Stanford recognized the 50th Anniversary of Earth Day and Stanford’s thriving culture of sustainability with a series of virtual events throughout Earth Week, April 20-24. The events offered opportunities for attendees to learn about and connect with the university’s sustainability programs and welcomed a diverse global audience.
Highlights of the week included two virtual panels, both of which introduced sustainability experts and shared common themes of climate education and how to enact behavior change.
The first panel was hosted by the Woods Institute for the Environment and focused on the progress that has been made since the first Earth Day 50 years ago as well commentary for what the next 50 years could hold. The panel included remarks from people who participated in the first Earth Day celebration on Stanford’s campus in 1970, including alumnus Denis Hayes, who was one of the original organizers of Earth Day.
To approach the future, panelists emphasized the importance of new technologies and stronger policy. Ken Alston, Director of Mobility and Energy Storage for New Energy Nexus and CalCEF Ventures, said, “I think we’re all working towards thinking about what are the solutions we’re going to need to meet a net-zero target in 2050, and there are technologies that are not yet feasible today but they may be feasible down the road and so that’s really the type of thinking we need, a multi-decade approach.”
The Office of Sustainability’s virtual panel echoed many of the same sentiments but focused more closely on climate resiliency and action planning. The panel featured regional and state sustainability leaders, including Stanford experts, who stressed the need for collective action and collaboration among individuals and organizations.
To ensure collaboration, panelists discussed the importance of strong policies and shared information to protect vulnerable assessments and communities in the face of climate change. For example, Nuin-Tara Key, Deputy Director of Climate Resilience for California Governor’s Office of Planning and Research, explained that the state uses a clearinghouse database to incorporate climate adaption and resilience into policy, which the public can access.

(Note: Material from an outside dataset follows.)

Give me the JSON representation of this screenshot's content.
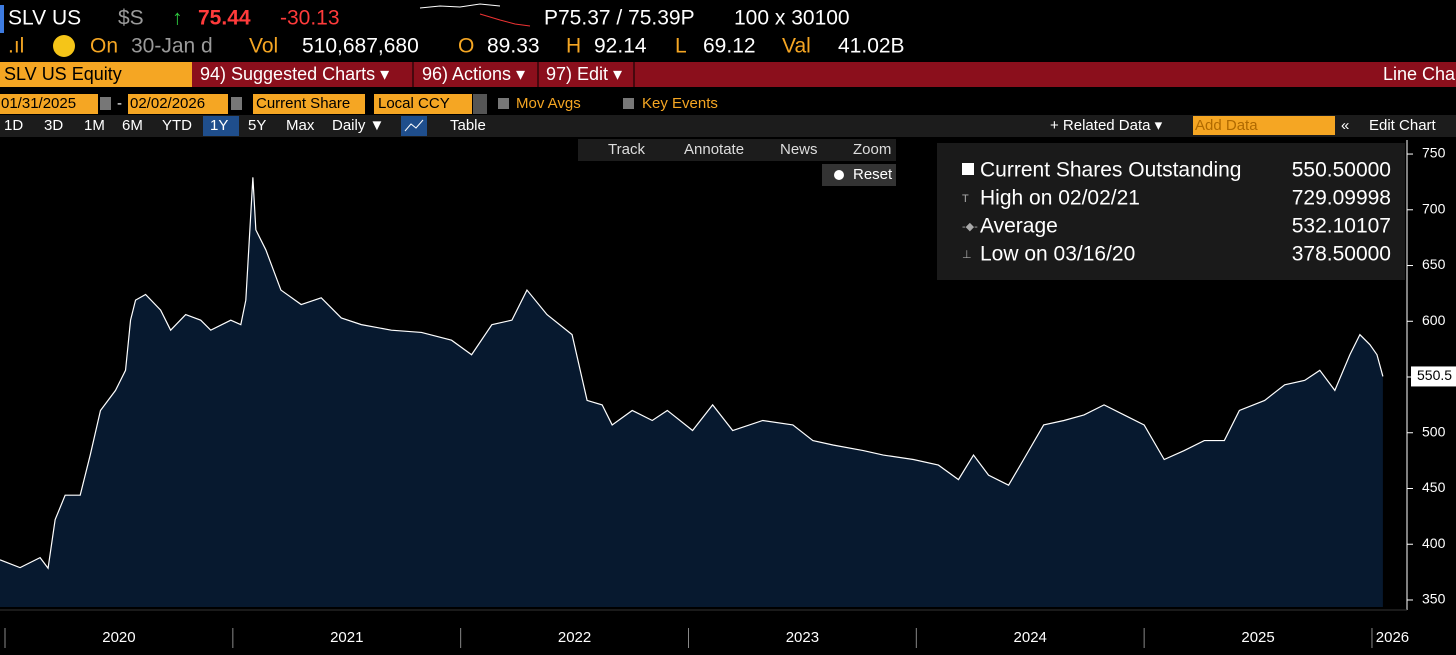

Both events touched on the connections between climate change and the ongoing pandemic, illustrating the importance of climate resiliency. Russell Furr, Associate Vice Provost for Environmental Health and Safety, who has been leading Stanford’s COVID-19 response, spoke during the second summit and highlighted the importance of behavior change and how one decision can have a domino effect.

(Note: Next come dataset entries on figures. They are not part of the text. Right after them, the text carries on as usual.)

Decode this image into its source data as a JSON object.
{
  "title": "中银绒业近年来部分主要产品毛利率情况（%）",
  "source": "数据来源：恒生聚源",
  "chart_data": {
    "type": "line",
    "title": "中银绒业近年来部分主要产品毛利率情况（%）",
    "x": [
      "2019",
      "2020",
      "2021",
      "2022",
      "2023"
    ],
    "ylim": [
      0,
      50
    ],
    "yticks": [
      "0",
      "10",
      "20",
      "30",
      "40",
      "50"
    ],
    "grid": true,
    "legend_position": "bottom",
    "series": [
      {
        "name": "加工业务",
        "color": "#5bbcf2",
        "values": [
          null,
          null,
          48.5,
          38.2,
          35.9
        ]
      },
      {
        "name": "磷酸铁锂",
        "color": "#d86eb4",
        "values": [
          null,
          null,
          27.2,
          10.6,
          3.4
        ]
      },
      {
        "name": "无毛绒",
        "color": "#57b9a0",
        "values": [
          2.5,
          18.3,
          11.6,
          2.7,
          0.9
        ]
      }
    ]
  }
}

The panels ended on common notes – stressing the importance of collective coordination and how acting locally but thinking globally can have a positive impact.
Additional events throughout the week featured interactive virtual sessions, including a virtual Earth Day short film screening, an Earth Day podcast, and living lab tours of wastewater and stormwater facilities on campus. The School of Earth’s Office of Diversity and Inclusion also hosted a virtual discussion about environmental justice and public land conservation.